— А кого вам нужно в нашей Зиньковке-та отыскать? — поинтересовался водитель.

— Да хочу старожилов об одной семье расспросить. Может, кто и вспомнит.

— А, дак это прямиком к моей мамане. Она тут как родилась, так ни ногой отсюдава. В Клинцах то раз в год быват. А так — ни-ни! И войну здесь была, и после — ни на шаг. Правда, чуть в Германию не съездила, но убереглась, спряталась в соломе.

— Немцы? — догадалась я.

— Ага, девчонка еще была совсем, шустрая, два раза уберегалась, а один раз споймали, так она в откос, в сугроб, значится, сиганула. А то бы не было меня. Нет, не было, — уверенно заявил водитель, — она красивая, маманя-то моя, не вернули бы немцы девку, умучили.

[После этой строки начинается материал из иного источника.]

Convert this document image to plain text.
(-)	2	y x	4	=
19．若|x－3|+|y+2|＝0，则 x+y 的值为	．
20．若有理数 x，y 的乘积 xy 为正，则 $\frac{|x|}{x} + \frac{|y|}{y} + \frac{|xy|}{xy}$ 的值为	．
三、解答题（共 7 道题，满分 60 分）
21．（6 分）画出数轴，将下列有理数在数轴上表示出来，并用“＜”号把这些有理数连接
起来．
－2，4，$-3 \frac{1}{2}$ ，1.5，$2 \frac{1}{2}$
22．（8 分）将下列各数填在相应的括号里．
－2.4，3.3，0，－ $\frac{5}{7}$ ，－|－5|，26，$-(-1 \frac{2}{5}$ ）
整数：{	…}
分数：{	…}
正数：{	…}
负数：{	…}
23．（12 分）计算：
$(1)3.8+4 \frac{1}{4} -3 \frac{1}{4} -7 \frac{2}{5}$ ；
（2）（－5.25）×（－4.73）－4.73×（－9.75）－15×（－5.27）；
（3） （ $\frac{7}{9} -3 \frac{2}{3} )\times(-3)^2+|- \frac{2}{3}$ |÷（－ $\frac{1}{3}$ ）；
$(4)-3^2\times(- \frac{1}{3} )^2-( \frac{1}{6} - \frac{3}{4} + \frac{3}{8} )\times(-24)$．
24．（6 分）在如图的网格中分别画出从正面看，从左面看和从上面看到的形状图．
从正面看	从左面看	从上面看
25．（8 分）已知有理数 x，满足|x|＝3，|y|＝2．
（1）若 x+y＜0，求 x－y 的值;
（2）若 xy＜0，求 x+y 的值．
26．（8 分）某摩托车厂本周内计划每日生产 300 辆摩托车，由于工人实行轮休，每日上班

Когда мы въехали на главную широкую улицу Зиньковки, она поразила меня давно забытой красотой русской деревни. Стройные дымки над заснеженными крышами, расчищенные тропки к каждому дому — все блестело и сверкало в лучах зимнего солнца. И яблони в снегу — везде яблони.

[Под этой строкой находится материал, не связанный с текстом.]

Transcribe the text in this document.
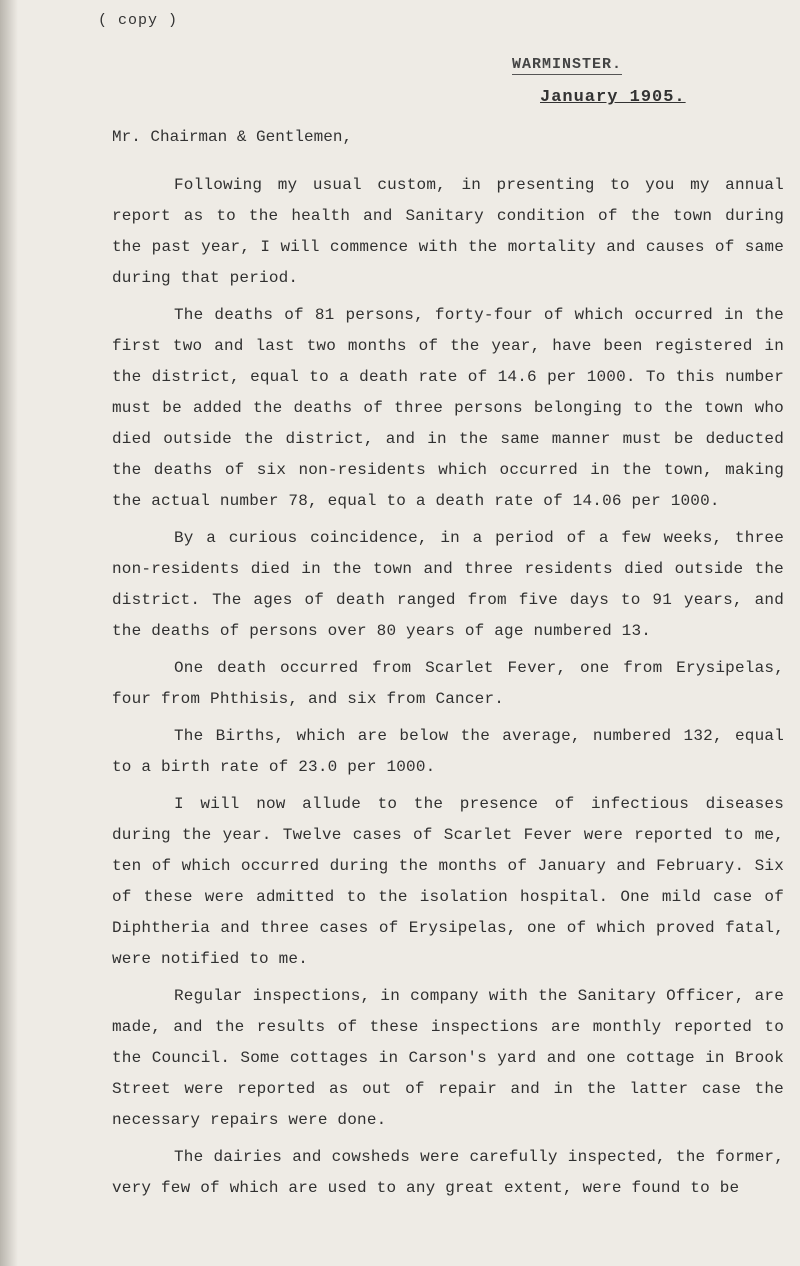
( copy )
WARMINSTER.
January 1905.
Mr. Chairman & Gentlemen,

Following my usual custom, in presenting to you my annual report as to the health and Sanitary condition of the town during the past year, I will commence with the mortality and causes of same during that period.

The deaths of 81 persons, forty-four of which occurred in the first two and last two months of the year, have been registered in the district, equal to a death rate of 14.6 per 1000. To this number must be added the deaths of three persons belonging to the town who died outside the district, and in the same manner must be deducted the deaths of six non-residents which occurred in the town, making the actual number 78, equal to a death rate of 14.06 per 1000.

By a curious coincidence, in a period of a few weeks, three non-residents died in the town and three residents died outside the district. The ages of death ranged from five days to 91 years, and the deaths of persons over 80 years of age numbered 13.

One death occurred from Scarlet Fever, one from Erysipelas, four from Phthisis, and six from Cancer.

The Births, which are below the average, numbered 132, equal to a birth rate of 23.0 per 1000.

I will now allude to the presence of infectious diseases during the year. Twelve cases of Scarlet Fever were reported to me, ten of which occurred during the months of January and February. Six of these were admitted to the isolation hospital. One mild case of Diphtheria and three cases of Erysipelas, one of which proved fatal, were notified to me.

Regular inspections, in company with the Sanitary Officer, are made, and the results of these inspections are monthly reported to the Council. Some cottages in Carson's yard and one cottage in Brook Street were reported as out of repair and in the latter case the necessary repairs were done.

The dairies and cowsheds were carefully inspected, the former, very few of which are used to any great extent, were found to be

— Антоновки, — догадался подсказать водитель, — второй хлеб. А в войну, маманя сказывала, с голодухи спасали, яблоки-та.

Машина неповоротливо свернула в проулок и застыла у большого, но по всему видно было, старого бревенчатого дома.

Я открыла кошелек и протянула обещанные «стопийсят».

— Да ты че, девушка? Я ж домой приехал.

— А торговался зачем? — засмеялась я.

— Дак эта, для порядку….

— Василек, это где же ты таку кралю отхватил? — на крылечко с резными столбиками вышла крепенькая такая с веселыми глазами пожилая женщина.

— Да что ты, мамань, я ж для нее стар. Она ж дите еще.

— Знаю я тебя, охабник, небось всю дорогу голову девоньке морочил.

— Это маманя моя, Василиса Андревна.

— А тебя как зовут, дитятко?

О Боже, залилось чем-то горячим мое сердце, да только ради такого слова, такой интонации следовало приехать сюда. Я растаяла, как снежинка на ладони.

— Дуня….

— Ай славно-то как тебя зовут, Евдокиюшка, Дунечка, значит, по-нашему.

И впервые мое имя, произнесенное другим человеком, не раздражало меня. Оно мне даже понравилось….

Мы постучали-потопали ногами на крылечке, стряхивая нечаянный снег, и прошли в теплое нутро русской избы. А я как будто прижалась к давно забытой матери.

— Раньше-то сени здесь были. Холодные сени. Дак мой неугомонный надумал здесь этот, — старушка запнулась на мгновенье, вспоминая забытое слово, — санузил делать. Расковырял задню стенку-та, трубы подвел, теплые да холодные, да с помоями которые, значит, да потом отгородил все от людских глаз. А тепло стало-та! Да и на двор бегать не надо.

— А неугомонный-то кто, Василий? — на всякий случай спросила я.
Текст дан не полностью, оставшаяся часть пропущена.